4. Pour 300ml of water onto the dry ingredients, add the oil and beat the mixture with a wooden spoon, until smooth. The dough should be firm enough to hold its shape but soft enough to fall slowly from a spoon. If the mixture seems too firm or dry, beat in the remaining water, plus a little more if necessary.
5. Spoon the bread mixture into the prepared loaf tin. Smooth the surface of the bread mixture with the back of a large spoon dipped in water. Sprinkle over the millet flakes or seeds and place on the middle shelf of the preheated oven to rise.
6. Bake for 45–60 minutes or until the bread is crisp and golden brown on all sides. If the base and sides of the bread are pale, place the bread upside down in the tin and return to the oven for 10 minutes. The bread is cooked when all sides are brown and firm and the underside of the bread sounds hollow when rapped gently with your knuckles.
7. Remove the bread from the tin and place it on a wire rack to cool. Do not slice the loaf until it is completely cold. Eat really fresh, store for up to two days in an airtight container or slice and freeze in a sealed plastic bag.
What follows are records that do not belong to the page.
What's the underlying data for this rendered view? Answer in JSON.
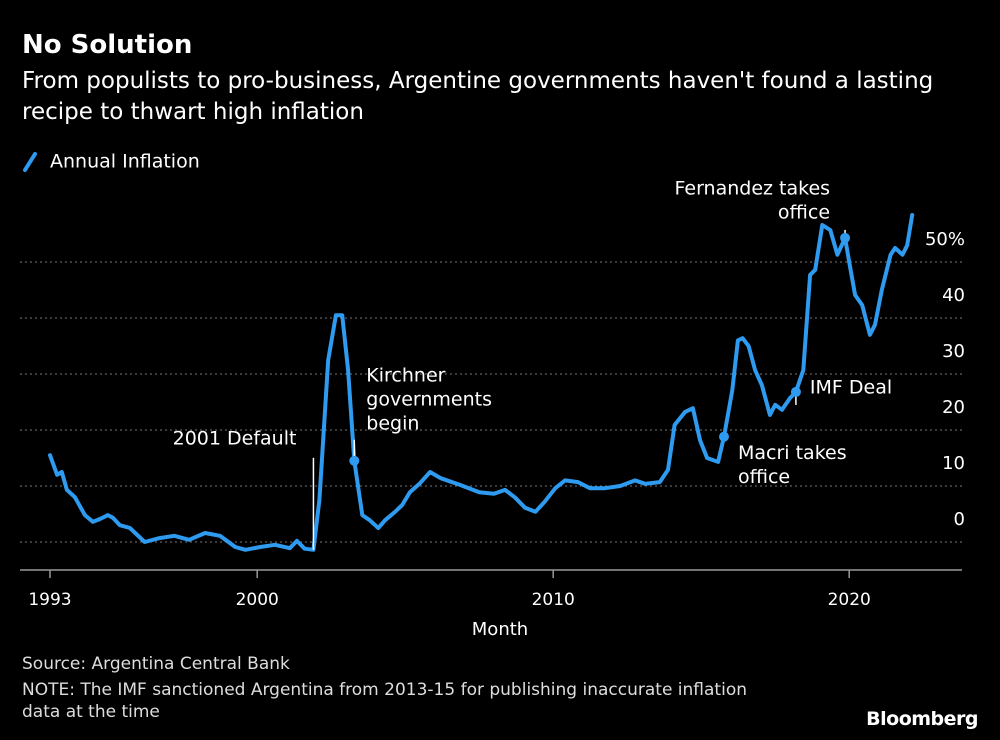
{
  "chart_data": {
    "type": "line",
    "title": "No Solution",
    "subtitle": "From populists to pro-business, Argentine governments haven't found a lasting recipe to thwart high inflation",
    "x_label": "Month",
    "source": "Source: Argentina Central Bank",
    "note": "NOTE: The IMF sanctioned Argentina from 2013-15 for publishing inaccurate inflation data at the time",
    "brand": "Bloomberg",
    "legend": "top-left",
    "grid": true,
    "xlim": [
      1992,
      2024
    ],
    "xticks": [
      1993,
      2000,
      2010,
      2020
    ],
    "ylim": [
      -5,
      60
    ],
    "yticks": [
      0,
      10,
      20,
      30,
      40,
      {
        "value": 50,
        "label": "50%"
      }
    ],
    "x": [
      1993.0,
      1993.24,
      1993.4,
      1993.57,
      1993.84,
      1994.18,
      1994.45,
      1994.69,
      1994.96,
      1995.13,
      1995.36,
      1995.7,
      1996.2,
      1996.7,
      1997.2,
      1997.7,
      1998.24,
      1998.74,
      1999.26,
      1999.6,
      2000.1,
      2000.6,
      2001.1,
      2001.34,
      2001.6,
      2001.9,
      2002.1,
      2002.4,
      2002.66,
      2002.87,
      2003.07,
      2003.28,
      2003.55,
      2003.8,
      2004.09,
      2004.32,
      2004.66,
      2004.9,
      2005.16,
      2005.5,
      2005.84,
      2006.2,
      2006.85,
      2007.5,
      2008.0,
      2008.37,
      2008.7,
      2009.05,
      2009.4,
      2009.7,
      2010.07,
      2010.4,
      2010.84,
      2011.24,
      2011.75,
      2012.26,
      2012.77,
      2013.1,
      2013.6,
      2013.88,
      2014.1,
      2014.45,
      2014.72,
      2014.96,
      2015.2,
      2015.57,
      2015.77,
      2016.05,
      2016.24,
      2016.4,
      2016.6,
      2016.82,
      2017.05,
      2017.32,
      2017.5,
      2017.73,
      2018.0,
      2018.2,
      2018.45,
      2018.68,
      2018.85,
      2019.09,
      2019.36,
      2019.6,
      2019.86,
      2020.0,
      2020.2,
      2020.44,
      2020.7,
      2020.87,
      2021.1,
      2021.4,
      2021.55,
      2021.8,
      2021.96,
      2022.13
    ],
    "series": [
      {
        "name": "Annual Inflation",
        "color": "#2e9bf0",
        "values": [
          15.5,
          12,
          12.5,
          9.3,
          8,
          4.8,
          3.6,
          4.1,
          4.8,
          4.3,
          3,
          2.5,
          0,
          0.7,
          1.1,
          0.4,
          1.6,
          1.1,
          -0.9,
          -1.4,
          -0.9,
          -0.5,
          -1.1,
          0.2,
          -1.2,
          -1.4,
          7.5,
          32.5,
          40.5,
          40.5,
          30.7,
          14.5,
          4.8,
          3.9,
          2.5,
          3.9,
          5.4,
          6.6,
          8.9,
          10.5,
          12.5,
          11.4,
          10.2,
          8.9,
          8.6,
          9.3,
          8,
          6.1,
          5.4,
          7.1,
          9.6,
          11,
          10.7,
          9.6,
          9.6,
          10,
          11,
          10.4,
          10.7,
          12.9,
          20.9,
          23.2,
          23.9,
          18.2,
          15,
          14.3,
          18.8,
          27.1,
          36,
          36.4,
          35,
          30.7,
          28,
          22.7,
          24.5,
          23.6,
          25.7,
          26.8,
          30.7,
          47.7,
          48.6,
          56.6,
          55.7,
          51.3,
          54.3,
          50,
          44.1,
          42.3,
          37,
          38.8,
          45,
          51.3,
          52.5,
          51.3,
          53,
          58.4
        ]
      }
    ],
    "annotations": [
      {
        "lines": [
          "2001 Default"
        ],
        "x": 2001.9,
        "y": -1.4
      },
      {
        "lines": [
          "Kirchner",
          "governments",
          "begin"
        ],
        "x": 2003.28,
        "y": 14.5
      },
      {
        "lines": [
          "Macri takes",
          "office"
        ],
        "x": 2015.77,
        "y": 18.8
      },
      {
        "lines": [
          "IMF Deal"
        ],
        "x": 2018.2,
        "y": 26.8
      },
      {
        "lines": [
          "Fernandez takes",
          "office"
        ],
        "x": 2019.86,
        "y": 54.3
      }
    ]
  }
}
Italian Foccacia with Rosemary and Thyme
Follow the recipe for gluten-free white bread, using olive oil, and spoon into a greased and floured 20cm round cake tin. With the back of a wet spoon, spread the dough out to fill the tin evenly. Using the back of a wet teaspoon, make shallow indents at regular intervals on the surface. Drizzle 1 tablespoon of olive oil over the bread mixture and sprinkle with a large pinch of sea salt crystals and ½ tablespoon each of roughly chopped fresh rosemary and thyme. Bake in the oven for 30 –45 minutes or until risen, crisp and golden brown. Turn the loaf out onto a wire rack to cool.
Bread Rolls
To make 4–6 bread rolls ~ Follow the recipe for white or brown gluten-free bread (see below) but instead of using a loaf tin, using a wet spoon, neatly place tablespoons of bread mixture onto a greased and floured baking tray. Smooth the surface of each roll with the back of the wet spoon and sprinkle with millet flakes, buckwheat flakes, poppy seeds or sesame seeds. Bake in the oven at 200C/400F/Gas mark 6 for 15–20 minutes or until crisp and golden brown on all sides.
Gluten free brown bread
To make a fibrous brown gluten-free loaf, simply replace the caster sugar in the white bread recipe with dark brown sugar and 55g of rice flour with rice bran (available from all good health food shops) and make as above.